Researchers believe the creature is a new species of Dumbo octopus, named because of its ear-like fins.

(CNN)The deepest known sighting of an octopus has been captured on film, more than a mile deeper than the previous reliable sighting.

The observations of the creature, captured at almost 4.3 miles down in the Indian Ocean using lander machines -- autonomous camera systems that are released from a ship and sink to the bottom of the ocean -- are thought to be the deepest octopus sightings ever filmed.
Researchers believe the creature is likely to be a new species of Grimpoteuthis, or "Dumbo octopus," a genus of deep-sea umbrella octopuses named for their fins, which resemble the ears of Disney's cartoon elephant.
    Deep-sea explorers were startled to encounter the creature more than 4 miles beneath the Indian Ocean.
    Over the course of a year and a half, as part of the Five Deeps Expedition, scientists visited the world's deepest places.

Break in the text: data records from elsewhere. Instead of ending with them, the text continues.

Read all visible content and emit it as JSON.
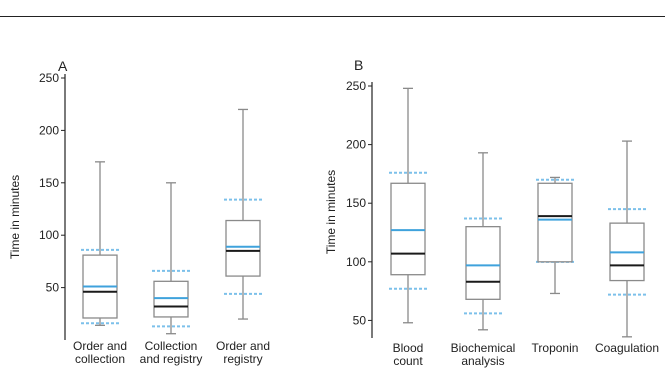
{
  "chart_data": [
    {
      "type": "box",
      "panel_label": "A",
      "ylabel": "Time in minutes",
      "ylim": [
        0,
        250
      ],
      "yticks": [
        50,
        100,
        150,
        200,
        250
      ],
      "colors": {
        "box": "#8a8a8a",
        "median": "#1a1a1a",
        "mean": "#3fa2dc",
        "percentile": "#7cc0ea"
      },
      "categories": [
        {
          "label": [
            "Order and",
            "collection"
          ],
          "min": 14,
          "q1": 21,
          "median": 46,
          "mean": 51,
          "q3": 81,
          "max": 170,
          "p_low": 16,
          "p_high": 86
        },
        {
          "label": [
            "Collection",
            "and registry"
          ],
          "min": 6,
          "q1": 22,
          "median": 32,
          "mean": 40,
          "q3": 56,
          "max": 150,
          "p_low": 13,
          "p_high": 66
        },
        {
          "label": [
            "Order and",
            "registry"
          ],
          "min": 20,
          "q1": 61,
          "median": 85,
          "mean": 89,
          "q3": 114,
          "max": 220,
          "p_low": 44,
          "p_high": 134
        }
      ]
    },
    {
      "type": "box",
      "panel_label": "B",
      "ylabel": "Time in minutes",
      "ylim": [
        35,
        250
      ],
      "yticks": [
        50,
        100,
        150,
        200,
        250
      ],
      "colors": {
        "box": "#8a8a8a",
        "median": "#1a1a1a",
        "mean": "#3fa2dc",
        "percentile": "#7cc0ea"
      },
      "categories": [
        {
          "label": [
            "Blood",
            "count"
          ],
          "min": 48,
          "q1": 89,
          "median": 107,
          "mean": 127,
          "q3": 167,
          "max": 248,
          "p_low": 77,
          "p_high": 176
        },
        {
          "label": [
            "Biochemical",
            "analysis"
          ],
          "min": 42,
          "q1": 68,
          "median": 83,
          "mean": 97,
          "q3": 130,
          "max": 193,
          "p_low": 56,
          "p_high": 137
        },
        {
          "label": [
            "Troponin"
          ],
          "min": 73,
          "q1": 100,
          "median": 139,
          "mean": 136,
          "q3": 167,
          "max": 172,
          "p_low": 100,
          "p_high": 170
        },
        {
          "label": [
            "Coagulation"
          ],
          "min": 36,
          "q1": 84,
          "median": 97,
          "mean": 108,
          "q3": 133,
          "max": 203,
          "p_low": 72,
          "p_high": 145
        }
      ]
    }
  ]
}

    Marine ecologist Alan Jamieson, who led the team that made the discovery, told CNN that having completed more than 100 dives, the team had an idea of what types of wildlife, including fish and crustaceans, they would observe on the sea bed -- but they were shocked when they spotted the octopus.
    During the dive last April, he said, "as usual, we filmed much of the same stuff, but then suddenly in the middle of a dive about close to 6,000 meters this Dumbo octopus just flies by the camera."
    "Then two days later, we're doing it slightly deeper, at 7,000 meters, and the camera's only on the sea floor for four minutes. And this thing just comes out of the darkness, which just crawled up to the cameras -- another Dumbo octopus," Jamieson, CEO of deep sea exploration company Armatus Oceanic, told CNN.
    Experts observed the animals -- which were 17 and 14 inches long, at 5,760 and 6,957 meters deep (3.6 to 4.3 miles deep) in the ocean -- as they "hopped" from place to place on the seabed, and reported the new findings in the science journal Marine Biology.
    Jamieson said the new depth extended the deepest reliable record of the octopus, giving us an insight into what the creatures get up to deep on the ocean floor.
    "It shows that are still surprises to be made with big animals. Quite often you hear about new species and they tend to be tiny worms and small crustaceans," he said, adding: "This is a great big octopus."